Overview
This article presents a protocol for observing axonal transport and intraflagellar transport (IFT) in living Caenorhabditis elegans (C. elegans) neurons using time-lapse imaging. The method leverages the transparency of C. elegans and fluorescent protein tagging to visualize cargo movement in vivo, providing a powerful approach to study intracellular transport mechanisms without the need for dissection or anesthesia.
Key Study Components
Area of Science
- Cell Biology
- Neurobiology
- Microscopy and Imaging
Background
- Axonal transport and IFT are critical for the development and function of axons and cilia.
- Kinesin and dynein motor proteins mediate anterograde and retrograde transport along microtubules.
- C. elegans is a widely used model organism for in vivo studies of neuronal processes due to its transparency and genetic tractability.
- Traditional methods often require dissection or anesthesia, which can affect physiological processes.
Purpose of Study
- To establish a protocol for direct observation of axonal transport and IFT in living C. elegans neurons.
- To enable visualization of fluorescently tagged cargo proteins in specific cells.
- To facilitate studies of transport mechanisms using various C. elegans mutants.
Methods Used
- Generation and maintenance of transgenic C. elegans expressing GFP-tagged cargo proteins under cell-specific promoters.
- Immobilization of living worms using microbeads on 10% agarose gel, avoiding anesthesia or killing.
- Time-lapse fluorescence microscopy to observe cargo movement in axons and cilia.
- Application of the method to different cargo molecules and cell types by modifying genetic constructs.
Main Results
- Successful visualization of intracellular transport events in living C. elegans neurons.
- Direct observation of axonal and ciliary cargo movement without dissection.
- The method is adaptable to various cargo proteins and cell types.
- Combining this approach with C. elegans mutants enables investigation of molecular mechanisms underlying axonal transport and IFT.
Conclusions
- This protocol provides a non-invasive, versatile method for studying intracellular transport in vivo in C. elegans.
- It allows for detailed analysis of transport dynamics and the roles of specific proteins.

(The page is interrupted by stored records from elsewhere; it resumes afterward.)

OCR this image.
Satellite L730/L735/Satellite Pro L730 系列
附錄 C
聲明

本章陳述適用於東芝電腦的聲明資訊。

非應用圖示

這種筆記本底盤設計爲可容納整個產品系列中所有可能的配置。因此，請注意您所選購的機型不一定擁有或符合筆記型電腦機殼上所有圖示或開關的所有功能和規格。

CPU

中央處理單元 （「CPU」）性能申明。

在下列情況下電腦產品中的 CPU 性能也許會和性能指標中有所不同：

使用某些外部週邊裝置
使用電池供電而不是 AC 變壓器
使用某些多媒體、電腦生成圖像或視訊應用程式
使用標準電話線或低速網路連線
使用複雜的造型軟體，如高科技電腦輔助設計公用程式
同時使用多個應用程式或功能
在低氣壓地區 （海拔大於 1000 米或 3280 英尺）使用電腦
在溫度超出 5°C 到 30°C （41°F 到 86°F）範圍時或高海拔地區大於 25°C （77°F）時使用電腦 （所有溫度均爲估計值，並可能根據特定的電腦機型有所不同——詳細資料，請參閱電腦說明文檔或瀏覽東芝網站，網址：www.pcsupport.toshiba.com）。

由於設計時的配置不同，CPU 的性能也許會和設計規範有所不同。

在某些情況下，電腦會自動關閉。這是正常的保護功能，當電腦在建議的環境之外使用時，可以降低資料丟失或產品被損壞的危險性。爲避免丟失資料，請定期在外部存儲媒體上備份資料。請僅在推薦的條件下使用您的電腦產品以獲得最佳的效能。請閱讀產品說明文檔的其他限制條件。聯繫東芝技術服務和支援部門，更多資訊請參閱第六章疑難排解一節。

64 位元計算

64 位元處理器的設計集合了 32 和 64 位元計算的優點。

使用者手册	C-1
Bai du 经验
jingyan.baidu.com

- The approach is broadly applicable for dissecting molecular mechanisms in neuronal and ciliary biology.
What is the main advantage of this protocol over traditional methods?
This protocol enables direct observation of intracellular transport in living C. elegans without the need for dissection or anesthesia, preserving physiological conditions.
How are cargo proteins visualized in C. elegans neurons?
Cargo proteins are tagged with fluorescent proteins such as GFP and expressed under cell-specific promoters, allowing their movement to be tracked in vivo.
How are the worms immobilized for imaging?
Living worms are fixed in place using microbeads on a 10% agarose gel, which immobilizes them without killing or anesthetizing.
Can this method be used to study different types of cargo or cells?
Yes, by modifying the target proteins and the cells in which they are expressed, the method can be adapted to observe various cargo molecules in different cell types.
Why is C. elegans a suitable model for studying axonal transport and IFT?
C. elegans is transparent, genetically tractable, and shares conserved molecular machinery for axonal transport and IFT, making it ideal for in vivo studies.
How can this protocol be combined with genetic mutants?
By using C. elegans mutants lacking specific transport proteins, researchers can dissect the roles of these proteins in axonal transport and IFT using this imaging protocol.